You can't render complex mathematically accurate physics in freehand - and I'm not saying I'm certain they did in TLM - and that's okay because 99% of the time you don't need to to tell a story. But if you want a convincing effect of a tidal wave of tiny Lego pieces crashing over a Lego city, a box full of loose pieces being exploded, or a Lego model that accurately models the qualities of the real product then CGI is going to give a "better" result, and faster. I'm not actually sure it would be cheaper though, 3D rendering is notoriously intensive and the credits for that film are vast.
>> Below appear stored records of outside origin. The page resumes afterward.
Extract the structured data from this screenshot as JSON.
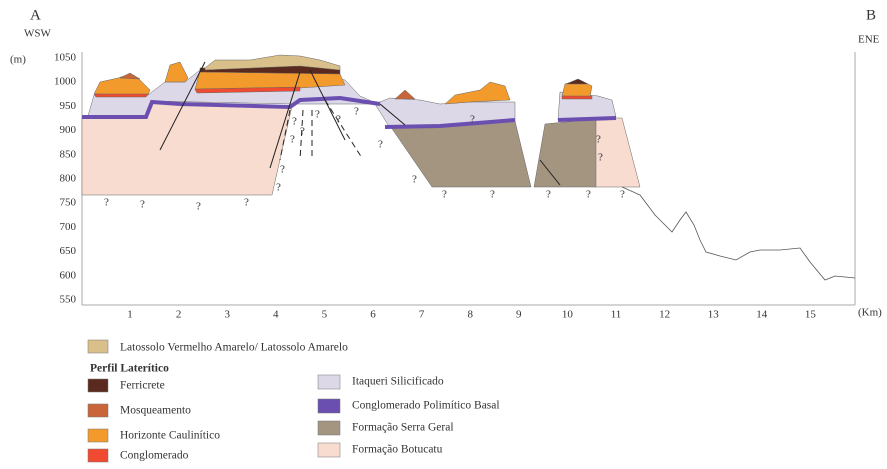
{
  "header": {
    "left_letter": "A",
    "left_direction": "WSW",
    "right_letter": "B",
    "right_direction": "ENE"
  },
  "axes": {
    "y_unit": "(m)",
    "x_unit": "(Km)",
    "y_ticks": [
      1050,
      1000,
      950,
      900,
      850,
      800,
      750,
      700,
      650,
      600,
      550
    ],
    "x_ticks": [
      1,
      2,
      3,
      4,
      5,
      6,
      7,
      8,
      9,
      10,
      11,
      12,
      13,
      14,
      15
    ]
  },
  "question_marks": [
    "?",
    "?",
    "?",
    "?",
    "?",
    "?",
    "?",
    "?",
    "?",
    "?",
    "?",
    "?",
    "?",
    "?",
    "?",
    "?",
    "?",
    "?",
    "?",
    "?",
    "?",
    "?"
  ],
  "legend": {
    "soil": "Latossolo Vermelho Amarelo/ Latossolo Amarelo",
    "profile_title": "Perfil Laterítico",
    "left_items": [
      "Ferricrete",
      "Mosqueamento",
      "Horizonte Caulinítico",
      "Conglomerado"
    ],
    "right_items": [
      "Itaqueri Silicificado",
      "Conglomerado Polimítico Basal",
      "Formação Serra Geral",
      "Formação Botucatu"
    ]
  }
}
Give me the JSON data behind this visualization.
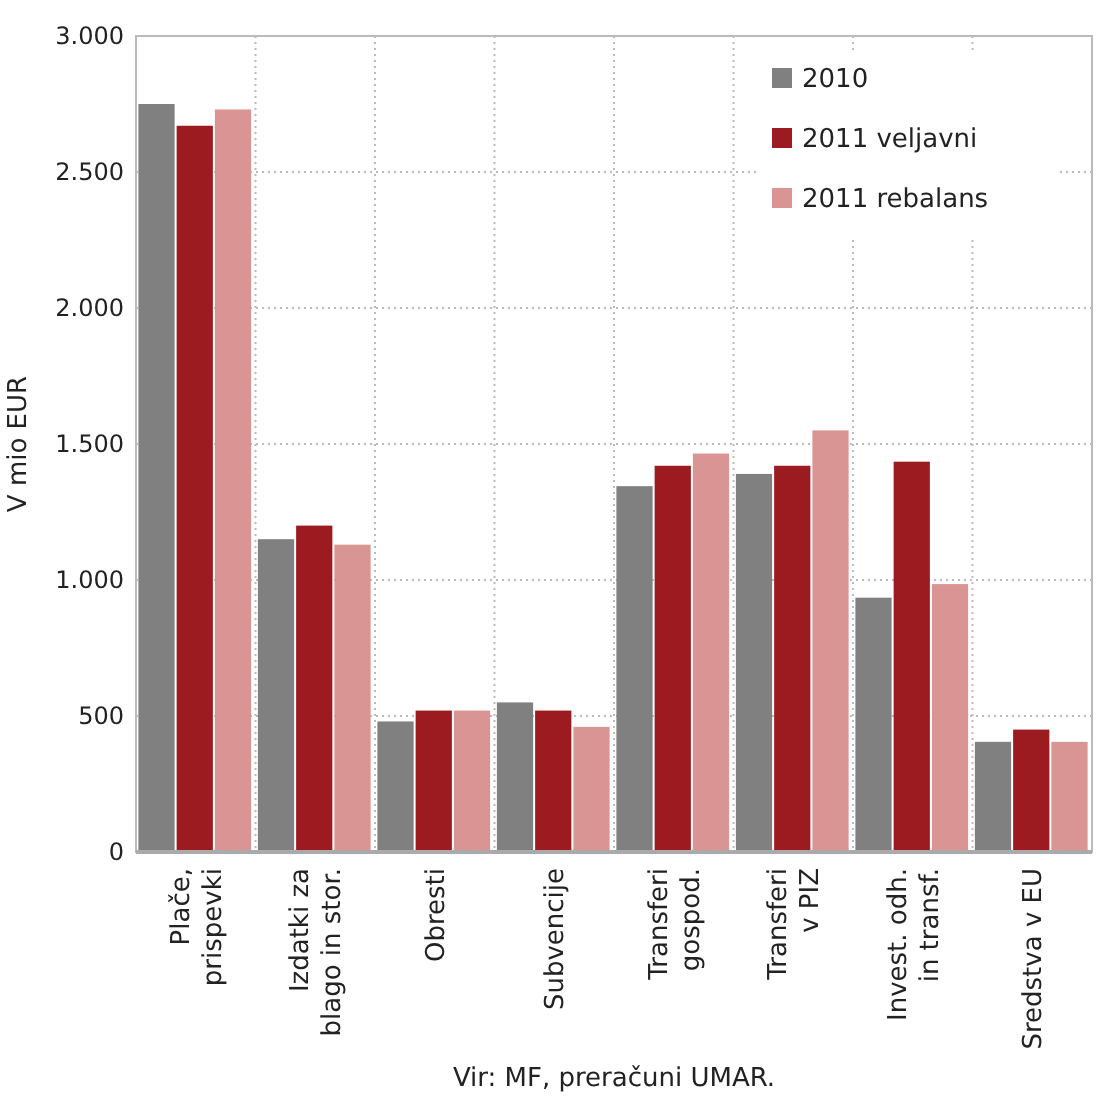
{
  "chart_data": {
    "type": "bar",
    "ylabel": "V mio EUR",
    "annotations": [
      "Vir: MF, preračuni UMAR."
    ],
    "categories": [
      "Plače,\nprispevki",
      "Izdatki za\nblago in stor.",
      "Obresti",
      "Subvencije",
      "Transferi\ngospod.",
      "Transferi\nv PIZ",
      "Invest. odh.\nin transf.",
      "Sredstva v EU"
    ],
    "series": [
      {
        "name": "2010",
        "color": "#808080",
        "values": [
          2750,
          1150,
          480,
          550,
          1345,
          1390,
          935,
          405
        ]
      },
      {
        "name": "2011 veljavni",
        "color": "#9b1b20",
        "values": [
          2670,
          1200,
          520,
          520,
          1420,
          1420,
          1435,
          450
        ]
      },
      {
        "name": "2011 rebalans",
        "color": "#d99594",
        "values": [
          2730,
          1130,
          520,
          460,
          1465,
          1550,
          985,
          405
        ]
      }
    ],
    "ylim": [
      0,
      3000
    ],
    "yticks": [
      0,
      {
        "value": 500,
        "label": "500"
      },
      {
        "value": 1000,
        "label": "1.000"
      },
      {
        "value": 1500,
        "label": "1.500"
      },
      {
        "value": 2000,
        "label": "2.000"
      },
      {
        "value": 2500,
        "label": "2.500"
      },
      {
        "value": 3000,
        "label": "3.000"
      }
    ],
    "grid": true,
    "legend": "top right"
  }
}
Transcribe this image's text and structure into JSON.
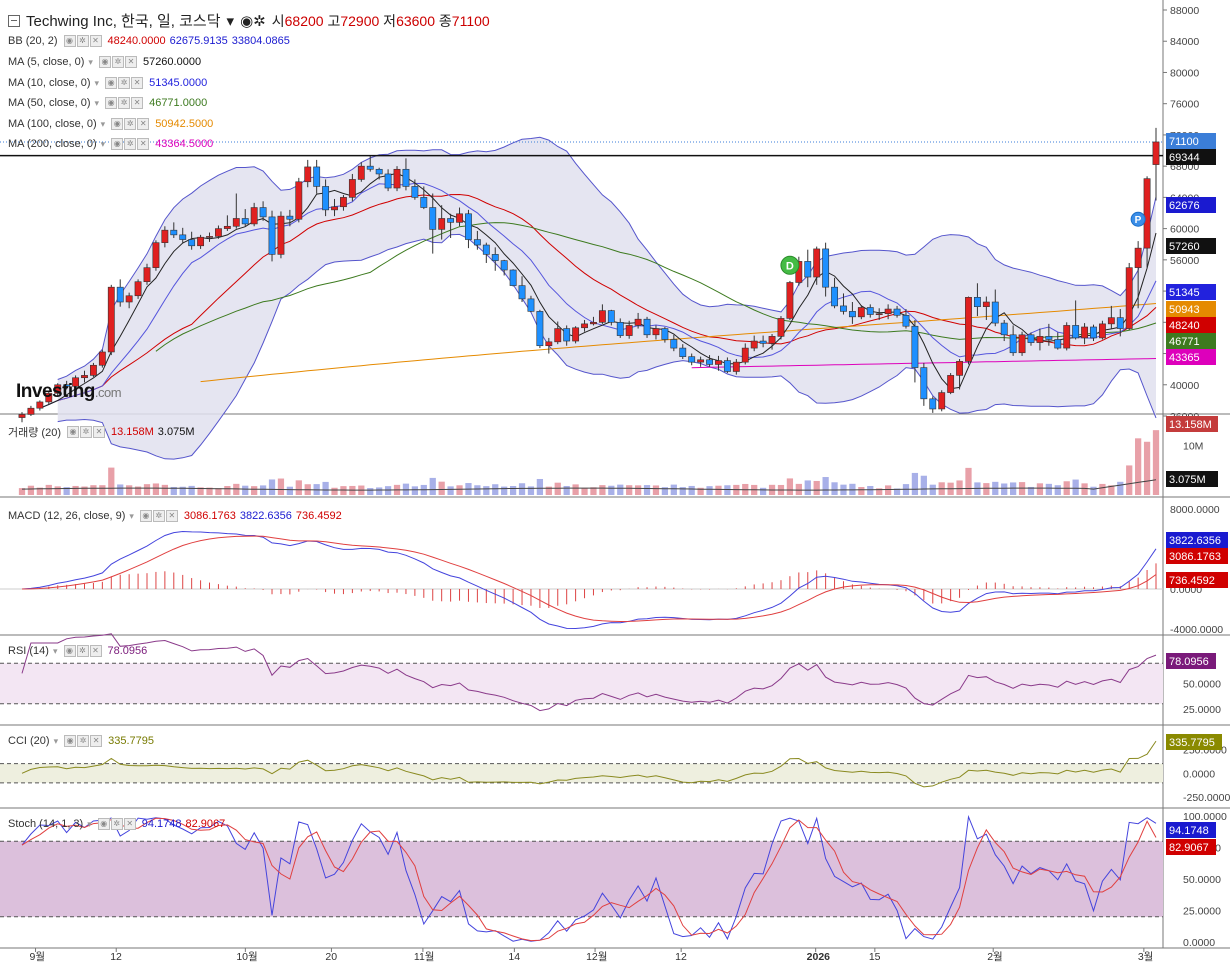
{
  "header": {
    "title": "Techwing Inc, 한국, 일, 코스닥",
    "open_label": "시",
    "open": "68200",
    "high_label": "고",
    "high": "72900",
    "low_label": "저",
    "low": "63600",
    "close_label": "종",
    "close": "71100"
  },
  "brand": {
    "logo": "Investing",
    "logo_suffix": ".com"
  },
  "legends": {
    "bb": {
      "name": "BB (20, 2)",
      "values": [
        "48240.0000",
        "62675.9135",
        "33804.0865"
      ],
      "colors": [
        "#d00000",
        "#1a1ad0",
        "#1a1ad0"
      ]
    },
    "ma5": {
      "name": "MA (5, close, 0)",
      "value": "57260.0000",
      "color": "#111111"
    },
    "ma10": {
      "name": "MA (10, close, 0)",
      "value": "51345.0000",
      "color": "#2222dd"
    },
    "ma50": {
      "name": "MA (50, close, 0)",
      "value": "46771.0000",
      "color": "#3d7a1f"
    },
    "ma100": {
      "name": "MA (100, close, 0)",
      "value": "50942.5000",
      "color": "#e58a00"
    },
    "ma200": {
      "name": "MA (200, close, 0)",
      "value": "43364.5000",
      "color": "#dd00bb"
    },
    "vol": {
      "name": "거래량 (20)",
      "values": [
        "13.158M",
        "3.075M"
      ],
      "colors": [
        "#d00000",
        "#111111"
      ]
    },
    "macd": {
      "name": "MACD (12, 26, close, 9)",
      "values": [
        "3086.1763",
        "3822.6356",
        "736.4592"
      ],
      "colors": [
        "#d00000",
        "#1a1ad0",
        "#d00000"
      ]
    },
    "rsi": {
      "name": "RSI (14)",
      "value": "78.0956",
      "color": "#7a1a7a"
    },
    "cci": {
      "name": "CCI (20)",
      "value": "335.7795",
      "color": "#777a00"
    },
    "stoch": {
      "name": "Stoch (14, 1, 3)",
      "values": [
        "94.1748",
        "82.9067"
      ],
      "colors": [
        "#1a1ad0",
        "#d00000"
      ]
    }
  },
  "price_axis": {
    "ticks": [
      "88000",
      "84000",
      "80000",
      "76000",
      "72000",
      "68000",
      "64000",
      "60000",
      "56000",
      "52000",
      "48000",
      "44000",
      "40000",
      "36000"
    ]
  },
  "price_badges": [
    {
      "label": "71100",
      "value": 71100,
      "bg": "#3b7ed8"
    },
    {
      "label": "69344",
      "value": 69344,
      "bg": "#111111"
    },
    {
      "label": "62676",
      "value": 62676,
      "bg": "#1a1ad0"
    },
    {
      "label": "57260",
      "value": 57260,
      "bg": "#111111"
    },
    {
      "label": "51345",
      "value": 51345,
      "bg": "#2222dd"
    },
    {
      "label": "50943",
      "value": 50943,
      "bg": "#e58a00"
    },
    {
      "label": "48240",
      "value": 48240,
      "bg": "#d00000"
    },
    {
      "label": "46771",
      "value": 46771,
      "bg": "#3d7a1f"
    },
    {
      "label": "43365",
      "value": 43365,
      "bg": "#dd00bb"
    }
  ],
  "volume_axis": {
    "ticks": [
      "10M"
    ],
    "badges": [
      {
        "label": "13.158M",
        "bg": "#c43c3c"
      },
      {
        "label": "3.075M",
        "bg": "#111111"
      }
    ]
  },
  "macd_axis": {
    "ticks": [
      "8000.0000",
      "0.0000",
      "-4000.0000"
    ],
    "badges": [
      {
        "label": "3822.6356",
        "bg": "#1a1ad0"
      },
      {
        "label": "3086.1763",
        "bg": "#d00000"
      },
      {
        "label": "736.4592",
        "bg": "#d00000"
      }
    ]
  },
  "rsi_axis": {
    "ticks": [
      "50.0000",
      "25.0000"
    ],
    "badge": "78.0956",
    "badge_bg": "#7a1a7a"
  },
  "cci_axis": {
    "ticks": [
      "250.0000",
      "0.0000",
      "-250.0000"
    ],
    "badge": "335.7795",
    "badge_bg": "#8a8a00"
  },
  "stoch_axis": {
    "ticks": [
      "100.0000",
      "75.0000",
      "50.0000",
      "25.0000",
      "0.0000"
    ],
    "badges": [
      {
        "label": "94.1748",
        "bg": "#1a1ad0"
      },
      {
        "label": "82.9067",
        "bg": "#d00000"
      }
    ]
  },
  "markers": [
    {
      "label": "D",
      "color": "#44bb44"
    },
    {
      "label": "P",
      "color": "#3b8ee8"
    }
  ],
  "time_axis": {
    "labels": [
      "9월",
      "12",
      "10월",
      "20",
      "11월",
      "14",
      "12월",
      "12",
      "2026",
      "15",
      "2월",
      "3월"
    ]
  },
  "colors": {
    "up": "#e02020",
    "down": "#1e90ff",
    "bb_fill": "#e0e0ef",
    "bb_line": "#5555cc"
  },
  "chart_data": {
    "type": "candlestick",
    "note_series": "daily candles, ~117 sessions from late Aug to early Mar",
    "ohlc": [
      [
        35800,
        36500,
        35200,
        36200
      ],
      [
        36200,
        37300,
        36000,
        37000
      ],
      [
        37000,
        38000,
        36700,
        37800
      ],
      [
        37800,
        39200,
        37500,
        38900
      ],
      [
        38900,
        40200,
        38600,
        40000
      ],
      [
        40000,
        40500,
        39400,
        39800
      ],
      [
        39800,
        41200,
        39600,
        40900
      ],
      [
        40900,
        41800,
        40300,
        41200
      ],
      [
        41200,
        42800,
        41000,
        42500
      ],
      [
        42500,
        44500,
        42200,
        44200
      ],
      [
        44200,
        52800,
        43800,
        52500
      ],
      [
        52500,
        53500,
        50000,
        50600
      ],
      [
        50600,
        51800,
        49800,
        51400
      ],
      [
        51400,
        53500,
        51000,
        53200
      ],
      [
        53200,
        55500,
        52800,
        55000
      ],
      [
        55000,
        58500,
        54600,
        58200
      ],
      [
        58200,
        60300,
        57600,
        59800
      ],
      [
        59800,
        60800,
        58800,
        59200
      ],
      [
        59200,
        60100,
        58200,
        58600
      ],
      [
        58600,
        59600,
        57300,
        57800
      ],
      [
        57800,
        59200,
        57400,
        58900
      ],
      [
        58900,
        59500,
        58300,
        59000
      ],
      [
        59000,
        60400,
        58700,
        60000
      ],
      [
        60000,
        61700,
        59700,
        60300
      ],
      [
        60300,
        64500,
        60000,
        61300
      ],
      [
        61300,
        62500,
        60300,
        60600
      ],
      [
        60600,
        63300,
        60300,
        62700
      ],
      [
        62700,
        63500,
        61000,
        61500
      ],
      [
        61500,
        62300,
        55800,
        56700
      ],
      [
        56700,
        62200,
        56200,
        61600
      ],
      [
        61600,
        62400,
        60300,
        61200
      ],
      [
        61200,
        66500,
        60800,
        66000
      ],
      [
        66000,
        68800,
        65300,
        67900
      ],
      [
        67900,
        68800,
        64500,
        65400
      ],
      [
        65400,
        66300,
        61600,
        62400
      ],
      [
        62400,
        63800,
        61600,
        62800
      ],
      [
        62800,
        64300,
        62300,
        64000
      ],
      [
        64000,
        67000,
        63500,
        66300
      ],
      [
        66300,
        68500,
        66000,
        68000
      ],
      [
        68000,
        69300,
        67300,
        67600
      ],
      [
        67600,
        67800,
        66300,
        67000
      ],
      [
        67000,
        67600,
        64800,
        65200
      ],
      [
        65200,
        68000,
        64800,
        67600
      ],
      [
        67600,
        69000,
        64900,
        65400
      ],
      [
        65400,
        66300,
        63700,
        64000
      ],
      [
        64000,
        65400,
        62500,
        62700
      ],
      [
        62700,
        64500,
        56800,
        59900
      ],
      [
        59900,
        63000,
        58600,
        61300
      ],
      [
        61300,
        61900,
        58800,
        60800
      ],
      [
        60800,
        62700,
        60300,
        61900
      ],
      [
        61900,
        62400,
        57500,
        58600
      ],
      [
        58600,
        59700,
        57300,
        57900
      ],
      [
        57900,
        58200,
        55600,
        56700
      ],
      [
        56700,
        57600,
        54600,
        55900
      ],
      [
        55900,
        56000,
        54000,
        54700
      ],
      [
        54700,
        54800,
        52600,
        52700
      ],
      [
        52700,
        53900,
        50600,
        51000
      ],
      [
        51000,
        51400,
        49300,
        49400
      ],
      [
        49400,
        49600,
        44700,
        45000
      ],
      [
        45000,
        46000,
        44000,
        45500
      ],
      [
        45500,
        48100,
        45200,
        47200
      ],
      [
        47200,
        47600,
        45000,
        45600
      ],
      [
        45600,
        47500,
        45300,
        47300
      ],
      [
        47300,
        48300,
        46800,
        47800
      ],
      [
        47800,
        48700,
        47600,
        48000
      ],
      [
        48000,
        50300,
        47800,
        49500
      ],
      [
        49500,
        49600,
        47600,
        48000
      ],
      [
        48000,
        48500,
        46000,
        46300
      ],
      [
        46300,
        48200,
        45900,
        47600
      ],
      [
        47600,
        49200,
        47200,
        48400
      ],
      [
        48400,
        48700,
        46000,
        46400
      ],
      [
        46400,
        47600,
        45800,
        47200
      ],
      [
        47200,
        47400,
        45400,
        45800
      ],
      [
        45800,
        46400,
        44300,
        44700
      ],
      [
        44700,
        45200,
        43300,
        43600
      ],
      [
        43600,
        44000,
        42500,
        42900
      ],
      [
        42900,
        43600,
        42300,
        43200
      ],
      [
        43200,
        43800,
        42300,
        42600
      ],
      [
        42600,
        43700,
        41800,
        43100
      ],
      [
        43100,
        43500,
        41500,
        41700
      ],
      [
        41700,
        43300,
        41300,
        42900
      ],
      [
        42900,
        45300,
        42600,
        44700
      ],
      [
        44700,
        46300,
        44300,
        45600
      ],
      [
        45600,
        46300,
        44800,
        45300
      ],
      [
        45300,
        46500,
        44500,
        46200
      ],
      [
        46200,
        48800,
        45800,
        48500
      ],
      [
        48500,
        53300,
        48300,
        53100
      ],
      [
        53100,
        56400,
        52700,
        55800
      ],
      [
        55800,
        57300,
        52500,
        53800
      ],
      [
        53800,
        57700,
        52800,
        57400
      ],
      [
        57400,
        58200,
        51300,
        52500
      ],
      [
        52500,
        53700,
        49800,
        50100
      ],
      [
        50100,
        51700,
        49000,
        49400
      ],
      [
        49400,
        50600,
        47800,
        48700
      ],
      [
        48700,
        50200,
        48400,
        49900
      ],
      [
        49900,
        50300,
        48600,
        49000
      ],
      [
        49000,
        49800,
        48300,
        49100
      ],
      [
        49100,
        50300,
        48400,
        49700
      ],
      [
        49700,
        50100,
        48600,
        48900
      ],
      [
        48900,
        49700,
        47200,
        47500
      ],
      [
        47500,
        48300,
        40300,
        42200
      ],
      [
        42200,
        42800,
        37300,
        38200
      ],
      [
        38200,
        38500,
        36400,
        36900
      ],
      [
        36900,
        39300,
        36600,
        39000
      ],
      [
        39000,
        41500,
        38800,
        41200
      ],
      [
        41200,
        43300,
        39400,
        43000
      ],
      [
        43000,
        51300,
        42600,
        51200
      ],
      [
        51200,
        53000,
        48800,
        50000
      ],
      [
        50000,
        51300,
        48300,
        50600
      ],
      [
        50600,
        52200,
        47500,
        47900
      ],
      [
        47900,
        48300,
        45600,
        46400
      ],
      [
        46400,
        47600,
        43700,
        44100
      ],
      [
        44100,
        46800,
        43700,
        46400
      ],
      [
        46400,
        46700,
        45000,
        45400
      ],
      [
        45400,
        47200,
        44400,
        46200
      ],
      [
        46200,
        47800,
        45000,
        45800
      ],
      [
        45800,
        46700,
        44500,
        44700
      ],
      [
        44700,
        48000,
        44400,
        47600
      ]
    ],
    "ohlc_recent": [
      [
        47600,
        50800,
        45800,
        46000
      ],
      [
        46000,
        47900,
        45200,
        47400
      ],
      [
        47400,
        47700,
        45600,
        46000
      ],
      [
        46000,
        48200,
        45800,
        47800
      ],
      [
        47800,
        50100,
        47200,
        48600
      ],
      [
        48600,
        49700,
        46200,
        47200
      ],
      [
        47200,
        55600,
        47000,
        55000
      ],
      [
        55000,
        58400,
        49800,
        57500
      ],
      [
        57500,
        66700,
        55000,
        66400
      ],
      [
        68200,
        72900,
        63600,
        71100
      ]
    ],
    "price_ylim": [
      36000,
      88000
    ],
    "last_close": 71100,
    "ma_last": {
      "ma5": 57260,
      "ma10": 51345,
      "ma50": 46771,
      "ma100": 50942.5,
      "ma200": 43364.5
    },
    "bb_last": {
      "mid": 48240,
      "upper": 62675.9135,
      "lower": 33804.0865
    },
    "volume_last": 13158000,
    "volume_ma20_last": 3075000,
    "macd_last": {
      "macd": 3822.6356,
      "signal": 3086.1763,
      "hist": 736.4592
    },
    "rsi_last": 78.0956,
    "cci_last": 335.7795,
    "stoch_last": {
      "k": 94.1748,
      "d": 82.9067
    }
  }
}
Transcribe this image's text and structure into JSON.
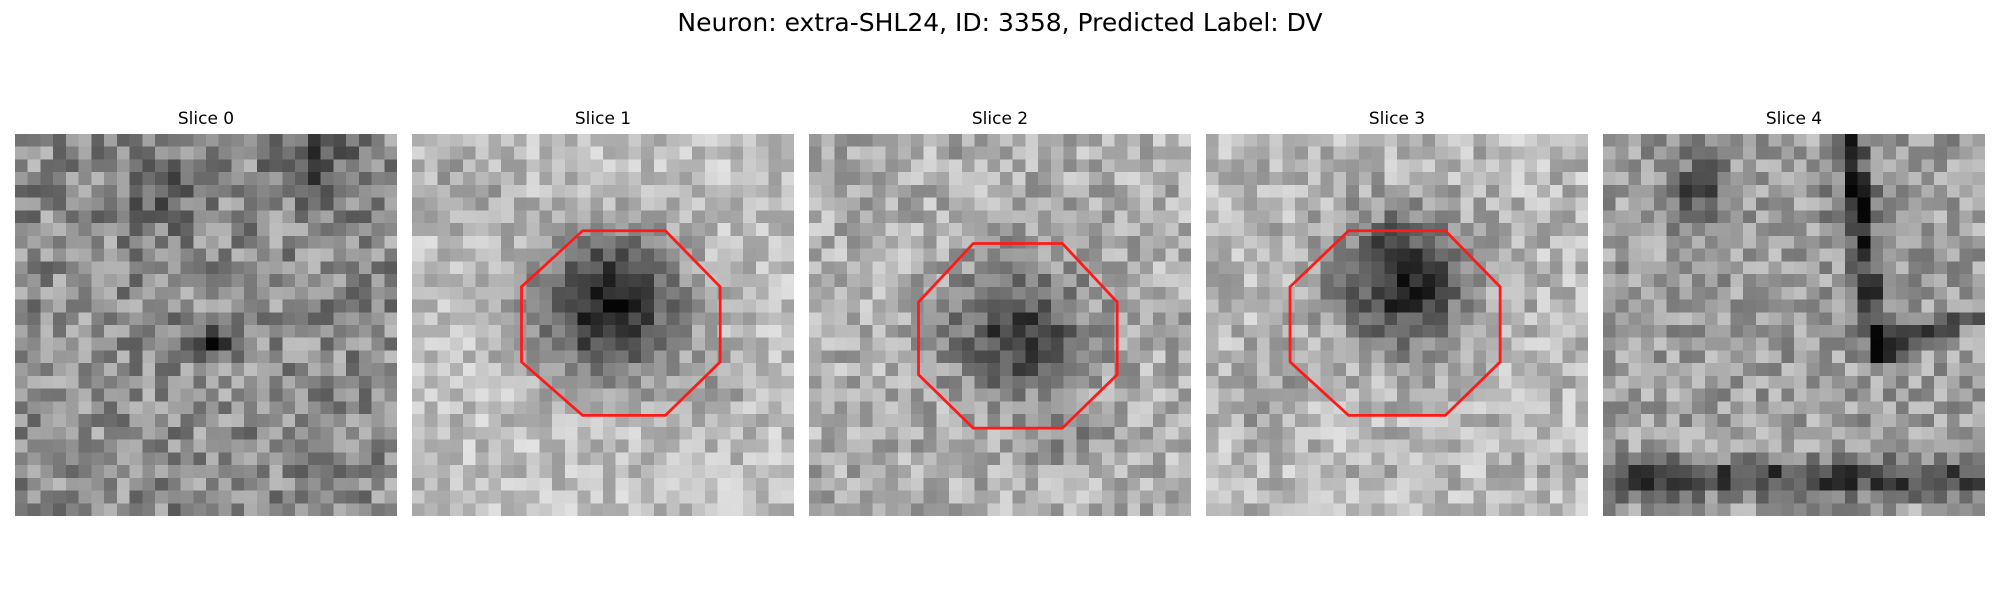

A talented artist certainly could draw something that looks like a lot of Lego pieces interacting, but the emphasis is on like. CGI will be more immersive for that use even if perhaps it's less graphically expressive in its line-work and frame advances. A hand drawn Lego Movie would give you the "what if you could draw Lego coming to life" feeling where CGI is that much closer to "what if Lego could come to life". The artificial plastic-ness of Lego is an ideal match for the blandness of CGI where something like The Jungle Book or Lion King remakes will fall into the uncanny valley by trying to make singing animals look realistic (I assume, I haven't watched either of them).

In short putting aside cost, speed and effort I think The Lego Movie really would be at the very best no better if it was made without CGI.